My friends minimized my feelings. They couldn’t believe
that when I asked my mother to stop speaking to me
about my father’s death so casually,
she responded Fine, bitch. Start the tape, bitch.
I didn’t ask my mother to stop speaking to me
that way. I sat in silence, pretended this was the first time
she responded like that. It was fine. I started the tape,
General Hospital, a mainstay TV show of my youth.
That way, we sat in silence, pretended this was quality time.
Onscreen, Laura doted on Luke, her husband who once raped her.

Estranged Golden Shovel
The final straw: my mother canceled Christmas. We
had reservations, but her partner told her no, Covid a real
threat——three years after the pandemic. Talking down, cool
tone——I can hear him, though I didn’t hear him. We
don’t talk; he talks through my mother. She once left
a worse man, a man who took free high school
senior portraits for his daughter’s prettiest classmates. We
didn’t fall apart over that man, though his lurk
lasted years. Why end it now? Timing, I guess, late
enough in my life to understand how love should look. We
used to battle, meaning I’d say nothing and she’d strike.
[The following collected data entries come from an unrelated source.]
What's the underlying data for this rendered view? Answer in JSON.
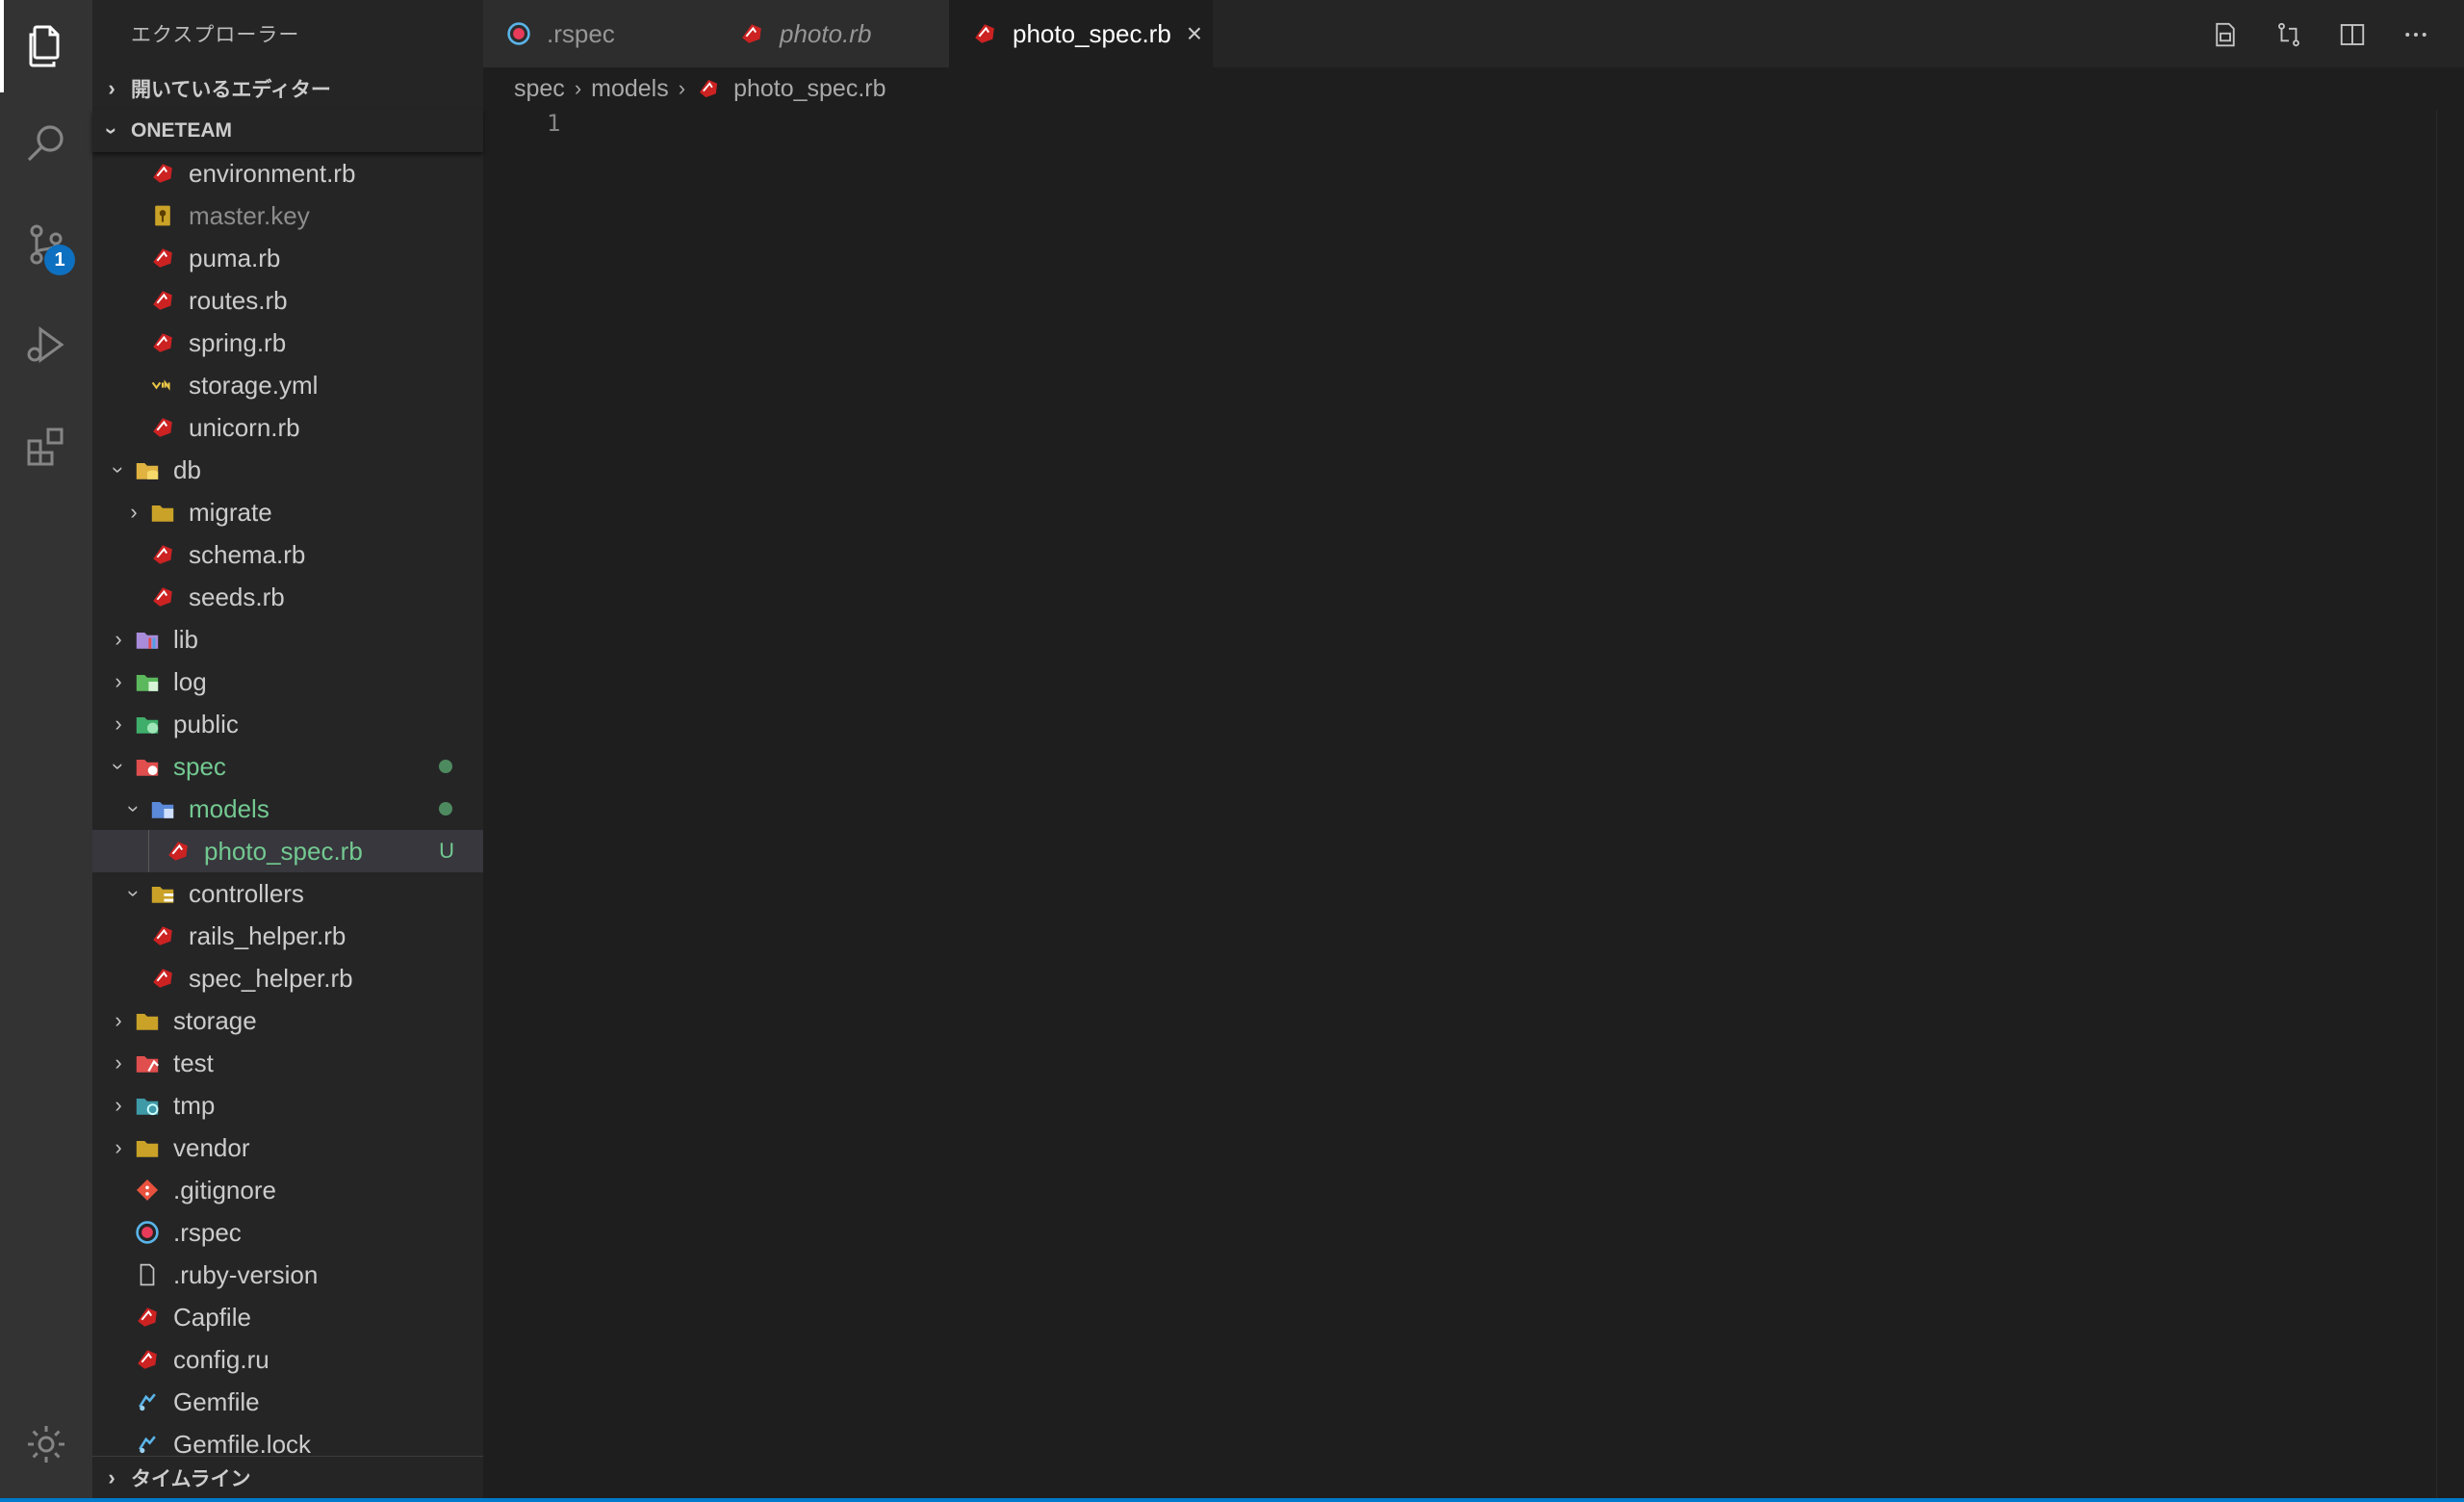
{
  "sidebar": {
    "title": "エクスプローラー",
    "open_editors": "開いているエディター",
    "workspace": "ONETEAM",
    "timeline": "タイムライン",
    "tree": [
      {
        "label": "environment.rb",
        "icon": "ruby-icon",
        "depth": 2,
        "type": "file"
      },
      {
        "label": "master.key",
        "icon": "key-icon",
        "depth": 2,
        "type": "file",
        "dim": true
      },
      {
        "label": "puma.rb",
        "icon": "ruby-icon",
        "depth": 2,
        "type": "file"
      },
      {
        "label": "routes.rb",
        "icon": "ruby-icon",
        "depth": 2,
        "type": "file"
      },
      {
        "label": "spring.rb",
        "icon": "ruby-icon",
        "depth": 2,
        "type": "file"
      },
      {
        "label": "storage.yml",
        "icon": "yaml-icon",
        "depth": 2,
        "type": "file"
      },
      {
        "label": "unicorn.rb",
        "icon": "ruby-icon",
        "depth": 2,
        "type": "file"
      },
      {
        "label": "db",
        "icon": "db-folder-icon",
        "depth": 1,
        "type": "folder",
        "open": true
      },
      {
        "label": "migrate",
        "icon": "folder-icon",
        "depth": 2,
        "type": "folder",
        "open": false
      },
      {
        "label": "schema.rb",
        "icon": "ruby-icon",
        "depth": 2,
        "type": "file"
      },
      {
        "label": "seeds.rb",
        "icon": "ruby-icon",
        "depth": 2,
        "type": "file"
      },
      {
        "label": "lib",
        "icon": "lib-folder-icon",
        "depth": 1,
        "type": "folder",
        "open": false
      },
      {
        "label": "log",
        "icon": "log-folder-icon",
        "depth": 1,
        "type": "folder",
        "open": false
      },
      {
        "label": "public",
        "icon": "public-folder-icon",
        "depth": 1,
        "type": "folder",
        "open": false
      },
      {
        "label": "spec",
        "icon": "spec-folder-icon",
        "depth": 1,
        "type": "folder",
        "open": true,
        "git": true,
        "dot": true
      },
      {
        "label": "models",
        "icon": "models-folder-icon",
        "depth": 2,
        "type": "folder",
        "open": true,
        "git": true,
        "dot": true
      },
      {
        "label": "photo_spec.rb",
        "icon": "ruby-icon",
        "depth": 3,
        "type": "file",
        "git": true,
        "status": "U",
        "selected": true
      },
      {
        "label": "controllers",
        "icon": "controllers-folder-icon",
        "depth": 2,
        "type": "folder",
        "open": true
      },
      {
        "label": "rails_helper.rb",
        "icon": "ruby-icon",
        "depth": 2,
        "type": "file"
      },
      {
        "label": "spec_helper.rb",
        "icon": "ruby-icon",
        "depth": 2,
        "type": "file"
      },
      {
        "label": "storage",
        "icon": "folder-icon",
        "depth": 1,
        "type": "folder",
        "open": false
      },
      {
        "label": "test",
        "icon": "test-folder-icon",
        "depth": 1,
        "type": "folder",
        "open": false
      },
      {
        "label": "tmp",
        "icon": "tmp-folder-icon",
        "depth": 1,
        "type": "folder",
        "open": false
      },
      {
        "label": "vendor",
        "icon": "folder-icon",
        "depth": 1,
        "type": "folder",
        "open": false
      },
      {
        "label": ".gitignore",
        "icon": "git-icon",
        "depth": 1,
        "type": "file"
      },
      {
        "label": ".rspec",
        "icon": "rspec-icon",
        "depth": 1,
        "type": "file"
      },
      {
        "label": ".ruby-version",
        "icon": "file-icon",
        "depth": 1,
        "type": "file"
      },
      {
        "label": "Capfile",
        "icon": "ruby-icon",
        "depth": 1,
        "type": "file"
      },
      {
        "label": "config.ru",
        "icon": "ruby-icon",
        "depth": 1,
        "type": "file"
      },
      {
        "label": "Gemfile",
        "icon": "gemfile-icon",
        "depth": 1,
        "type": "file"
      },
      {
        "label": "Gemfile.lock",
        "icon": "gemfile-icon",
        "depth": 1,
        "type": "file"
      }
    ]
  },
  "activity": {
    "scm_badge": "1"
  },
  "tabs": [
    {
      "label": ".rspec",
      "icon": "rspec-icon",
      "italic": false,
      "active": false
    },
    {
      "label": "photo.rb",
      "icon": "ruby-icon",
      "italic": true,
      "active": false
    },
    {
      "label": "photo_spec.rb",
      "icon": "ruby-icon",
      "italic": false,
      "active": true
    }
  ],
  "tab_close": "×",
  "breadcrumb": {
    "parts": [
      "spec",
      "models"
    ],
    "file": "photo_spec.rb",
    "separator": "›"
  },
  "editor": {
    "line_numbers": [
      "1"
    ]
  },
  "colors": {
    "accent": "#007acc",
    "git_untracked": "#73c991",
    "ruby": "#cc2222"
  }
}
Her morph, her contort, before and after, she cut straight
through me——you bitch, you piece of shit. We
went to counseling for a year, but she’d always sing
the same refrain: I don’t remember. How to atone for sin
without owning sin? She met this new man, moved away. We
stopped counseling, faded from each other, tether thin
and fraying. Best not to notice——call this water gin,
these rhinestones diamonds. Even relief in some ways. We
could find balance: lose the sheet music, become jazz.
But he isolated her. She canceled January, canceled June.
Then she canceled Christmas, and before this man, we
had dinner every Thursday. If I even rescheduled, she’d die.
Die. She will die. Soon. I’ve walked away, and she will die soon.


Melissa Fite Johnson is the author of three full-length collections, most recently Midlife Abecedarian (Riot in Your Throat, 2024). Her poems have appeared in Ploughshares, Pleiades, HAD, Whale Road Review, SWWIM, and elsewhere. Melissa, a high school English teacher, is a poetry editor for The Weight, a journal for high school students, and Porcupine Lit, a journal by and for teachers. She and her husband live with their dogs in Lawrence, KS, where she co-hosts the Volta reading series at the Replay Lounge. Her favorite revenge story is Promising Young Woman.